One in five said their partners had pressured them to get pregnant.
About one in three women who reported partner violence also reported reproductive coercion.
Reproductive coercion was reported by one in eight women who had never experienced other forms of partner violence—which means it can also happen in relationships that are not otherwise abusive.
In other words, if you’ve experienced physical harm, threats, birth control sabotage, or pregnancy pressure from a partner, you’re not alone.
You can take control—and you don’t have to do it alone.
Reproductive coercion may be common, but that doesn’t mean it’s okay; a good relationship should make us feel good—not afraid or manipulated. And being pregnant (not to mention bearing and raising a child) is a big commitment—you and only you should have the final say in whether or when to take that on.
If you’re dealing with abuse in your relationship, a health care provider can help you get on a method of birth control that your partner can’t tamper with—even one your partner doesn’t know about. If you want to get out of an abusive relationship, here are some helpful websites, all with 24/7 hotlines to get you connected to local support.

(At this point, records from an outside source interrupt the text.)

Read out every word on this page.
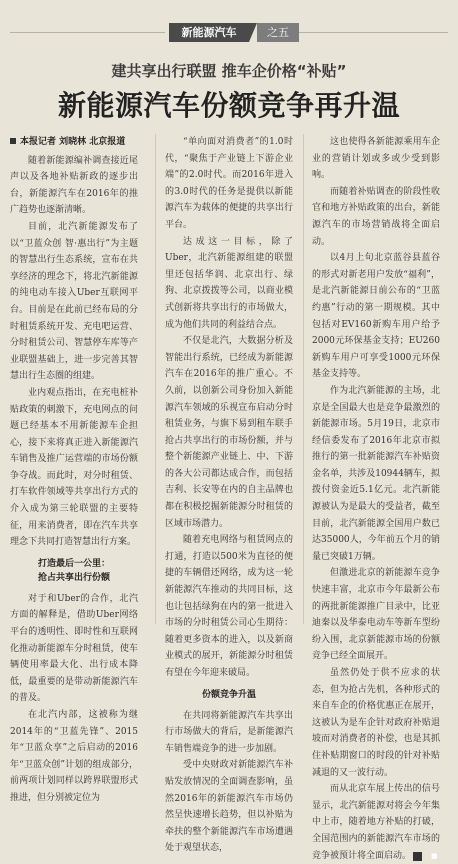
新能源汽车	之五
建共享出行联盟 推车企价格“补贴”
新能源汽车份额竞争再升温
本报记者 刘晓林 北京报道

随着新能源编补调查接近尾声以及各地补贴新政的逐步出台，新能源汽车在2016年的推广趋势也逐渐清晰。

目前，北汽新能源发布了以“卫蓝众创 智·惠出行”为主题的智慧出行生态系统，宣布在共享经济的理念下，将北汽新能源的纯电动车接入Uber互联网平台。目前是在此前已经布局的分时租赁系统开发、充电吧运营、分时租赁公司、智慧停车库等产业联盟基础上，进一步完善其智慧出行生态圈的组建。

业内观点指出，在充电桩补贴政策的刺激下，充电网点的问题已经基本不用新能源车企担心，接下来将真正进入新能源汽车销售及推广运营端的市场份额争夺战。而此时，对分时租赁、打车软件领域等共享出行方式的介入成为第三轮联盟的主要特征，用来消费者，即在汽车共享理念下共同打造智慧出行方案。

打造最后一公里：
抢占共享出行份额

对于和Uber的合作，北汽方面的解释是，借助Uber网络平台的透明性、即时性和互联网化推动新能源车分时租赁，使车辆使用率最大化、出行成本降低，最重要的是带动新能源汽车的普及。

在北汽内部，这被称为继2014年的“卫蓝先锋”、2015年“卫蓝众享”之后启动的2016年“卫蓝众创”计划的组成部分，前两项计划同样以跨界联盟形式推进，但分别被定位为

“单向面对消费者”的1.0时代，“聚焦于产业链上下游企业端”的2.0时代。而2016年进入的3.0时代的任务是提供以新能源汽车为载体的便捷的共享出行平台。

达成这一目标，除了Uber，北汽新能源组建的联盟里还包括华润、北京出行、绿狗、北京拨拨等公司，以商业模式创新将共享出行的市场做大，成为他们共同的利益结合点。

不仅是北汽，大数据分析及智能出行系统，已经成为新能源汽车在2016年的推广重心。不久前，以创新公司身份加入新能源汽车领域的乐视宣布启动分时租赁业务，与旗下易到租车联手抢占共享出行的市场份额，并与整个新能源产业链上、中、下游的各大公司都达成合作，而包括吉利、长安等在内的自主品牌也都在积极挖掘新能源分时租赁的区域市场潜力。

随着充电网络与租赁网点的打通，打造以500米为直径的便捷的车辆借还网络，成为这一轮新能源汽车推动的共同目标，这也让包括绿狗在内的第一批进入市场的分时租赁公司心生期待：随着更多资本的进入，以及新商业模式的展开，新能源分时租赁有望在今年迎来破局。

份额竞争升温

在共同将新能源汽车共享出行市场做大的背后，是新能源汽车销售端竞争的进一步加剧。

受中央财政对新能源汽车补贴发放情况的全面调查影响，虽然2016年的新能源汽车市场仍然呈快速增长趋势，但以补贴为牵扶的整个新能源汽车市场遭遇处于观望状态，

这也使得各新能源乘用车企业的营销计划或多或少受到影响。

而随着补贴调查的阶段性收官和地方补贴政策的出台，新能源汽车的市场营销战将全面启动。

以4月上旬北京蓝谷县蓝谷的形式对新老用户发放“福利”，是北汽新能源日前公布的“卫蓝约惠”行动的第一期规模。其中包括对EV160新购车用户给予2000元环保基金支持；EU260新购车用户可享受1000元环保基金支持等。

作为北汽新能源的主场，北京是全国最大也是竞争最激烈的新能源市场。5月19日，北京市经信委发布了2016年北京市拟推行的第一批新能源汽车补贴资金名单，共涉及10944辆车，拟拨付资金近5.1亿元。北汽新能源被认为是最大的受益者，截至目前，北汽新能源全国用户数已达35000人，今年前五个月的销量已突破1万辆。

但激进北京的新能源车竞争快速丰富，北京市今年最新公布的两批新能源推广目录中，比亚迪秦以及华泰电动车等新车型纷纷入围，北京新能源市场的份额竞争已经全面展开。

虽然仍处于供不应求的状态，但为抢占先机，各种形式的来自车企的价格优惠正在展开，这被认为是车企针对政府补贴退坡而对消费者的补偿，也是其抓住补贴期窗口的时段的针对补贴减退的又一波行动。

而从北京车展上传出的信号显示，北汽新能源对将会今年集中上市，随着地方补贴的打破，全国范围内的新能源汽车市场的竞争被预计将全面启动。	■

National Domestic Violence Hotline 1-800-799-SAFE (1-800-799-7233); TTY 1-800-787-3224;
Love is Respect National Dating Abuse Hotline 1-866-331-9474;
RAINN (Rape, Abuse & Incest National Network) and the National Sexual Assault Hotline 1-800-656-HOPE (1-800-656-4673)
If someone close to you is in an abusive relationship, let them know that what you see worries you because you care about them and believe they deserve to be treated respectfully. Share this article with them.
What would I say to that young woman now?
If that young woman came into my clinic today, telling me she didn’t want to be pregnant but wasn’t using birth control, I would ask, “Do you think your boyfriend wants you to get pregnant?” I would ask whether she ever had any problems getting him to use condoms, and whether he had ever threatened or hurt her, attempted to control her, or made her do sexual things that she didn’t want to do. If she told me she’d had problems with any of these things, I would talk to her about forms of birth control that a partner can’t interfere with and connect her with some of the sources of support above. And I would try to help her feel confident to address these problems and to make sure that she knows how to be safer.
In the meantime, we need to spread the word to men and women alike that reproductive coercion is a form of abuse. Starting a conversation about these issues can help people realize it’s not okay—and help people take healthy action.
Dr. Liz Miller, MD, PhD is the Chief of Adolescent Medicine at Children’s Hospital of Pittsburgh of UPMC. She has been an advocate for women’s health for over 25 years, conducting research and education around human trafficking, care for homeless and marginalized youth, and prevention of violence against women and girls. She loves to sing and to garden.